Comment être certain que tous les amateurs pourraient se reconnaitre dans une grande famille de fautes, alors que finalement, tous les individus sont foncièrement différents, et souvent les mouvements épousent ces différences ?

Au départ de sa conférence, Christoph Bausek utilise une précaution d’usage « Souvenez-vous que tous les mouvements du poignet directeur peuvent différer d’un joueur à un autre, cependant les fautes, et les solutions peuvent être universelles »

Pour nous motiver, il ajoute « Ces cinq fautes peuvent nous servir de guides pour savoir où regarder de possibles améliorations sur un swing de golf ».

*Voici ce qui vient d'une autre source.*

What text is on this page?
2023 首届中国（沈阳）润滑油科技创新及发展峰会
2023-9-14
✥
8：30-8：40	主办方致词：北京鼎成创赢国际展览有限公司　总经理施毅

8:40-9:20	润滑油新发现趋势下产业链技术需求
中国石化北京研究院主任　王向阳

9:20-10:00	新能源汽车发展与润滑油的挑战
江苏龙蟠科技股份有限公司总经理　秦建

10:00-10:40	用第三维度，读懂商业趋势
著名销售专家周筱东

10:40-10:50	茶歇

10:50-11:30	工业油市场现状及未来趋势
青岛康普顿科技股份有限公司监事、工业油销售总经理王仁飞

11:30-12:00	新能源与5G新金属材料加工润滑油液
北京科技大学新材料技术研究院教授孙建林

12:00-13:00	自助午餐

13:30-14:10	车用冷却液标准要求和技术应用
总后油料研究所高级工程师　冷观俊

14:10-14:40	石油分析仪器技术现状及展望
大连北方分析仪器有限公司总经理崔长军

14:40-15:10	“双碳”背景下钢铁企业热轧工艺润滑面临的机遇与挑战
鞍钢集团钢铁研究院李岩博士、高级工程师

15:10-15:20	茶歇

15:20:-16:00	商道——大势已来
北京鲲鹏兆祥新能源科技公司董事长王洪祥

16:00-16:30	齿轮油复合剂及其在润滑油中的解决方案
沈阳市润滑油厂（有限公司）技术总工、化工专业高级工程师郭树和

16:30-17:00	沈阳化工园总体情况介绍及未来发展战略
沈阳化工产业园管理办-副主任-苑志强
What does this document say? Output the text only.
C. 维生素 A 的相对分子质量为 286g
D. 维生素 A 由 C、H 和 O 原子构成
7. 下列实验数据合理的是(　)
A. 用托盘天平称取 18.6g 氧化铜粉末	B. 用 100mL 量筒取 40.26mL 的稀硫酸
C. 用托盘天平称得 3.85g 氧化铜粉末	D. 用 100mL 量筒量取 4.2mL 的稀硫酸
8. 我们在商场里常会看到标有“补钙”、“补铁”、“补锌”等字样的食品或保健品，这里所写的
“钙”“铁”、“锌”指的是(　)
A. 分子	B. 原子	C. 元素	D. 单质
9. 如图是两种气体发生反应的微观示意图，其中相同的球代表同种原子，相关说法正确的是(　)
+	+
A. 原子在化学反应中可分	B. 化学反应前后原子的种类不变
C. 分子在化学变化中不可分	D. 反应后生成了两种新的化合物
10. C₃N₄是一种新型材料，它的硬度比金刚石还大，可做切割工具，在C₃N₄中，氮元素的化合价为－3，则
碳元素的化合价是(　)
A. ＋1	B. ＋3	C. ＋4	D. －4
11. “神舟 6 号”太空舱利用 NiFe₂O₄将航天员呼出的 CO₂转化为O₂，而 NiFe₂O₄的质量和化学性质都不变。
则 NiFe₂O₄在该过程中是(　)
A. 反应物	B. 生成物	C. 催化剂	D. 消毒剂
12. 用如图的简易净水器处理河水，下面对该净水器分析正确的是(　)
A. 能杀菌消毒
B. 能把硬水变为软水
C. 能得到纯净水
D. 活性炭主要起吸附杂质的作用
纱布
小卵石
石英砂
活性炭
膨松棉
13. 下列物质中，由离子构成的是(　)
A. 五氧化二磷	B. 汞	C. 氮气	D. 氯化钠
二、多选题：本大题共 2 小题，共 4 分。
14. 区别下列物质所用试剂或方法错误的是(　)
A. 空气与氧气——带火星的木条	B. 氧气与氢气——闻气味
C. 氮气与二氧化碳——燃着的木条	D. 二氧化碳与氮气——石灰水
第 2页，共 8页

Commençons par liste les cinq fautes identifiées par le pro Autrichien : En premier lieu, cela va concerner le grip à l’adresse, puis une trop forte extension du poignet directeur à l’adresse et/ou à l’impact avec la balle, une déviation radiale du poignet directeur trop importante, un mouvement trop rigide du poignet au sommet du swing, et qui va trop verticaliser le manche du club, et enfin un mauvais timing du swing. 

Jeux de mains…jeux de vilains ?

Sur ces cinq erreurs ou fautes, deux sont plus faciles à appréhender de but en blanc, tandis que trois autres paraissent tout de suite plus difficiles à comprendre. Nous allons essayer d’examiner chaque cas.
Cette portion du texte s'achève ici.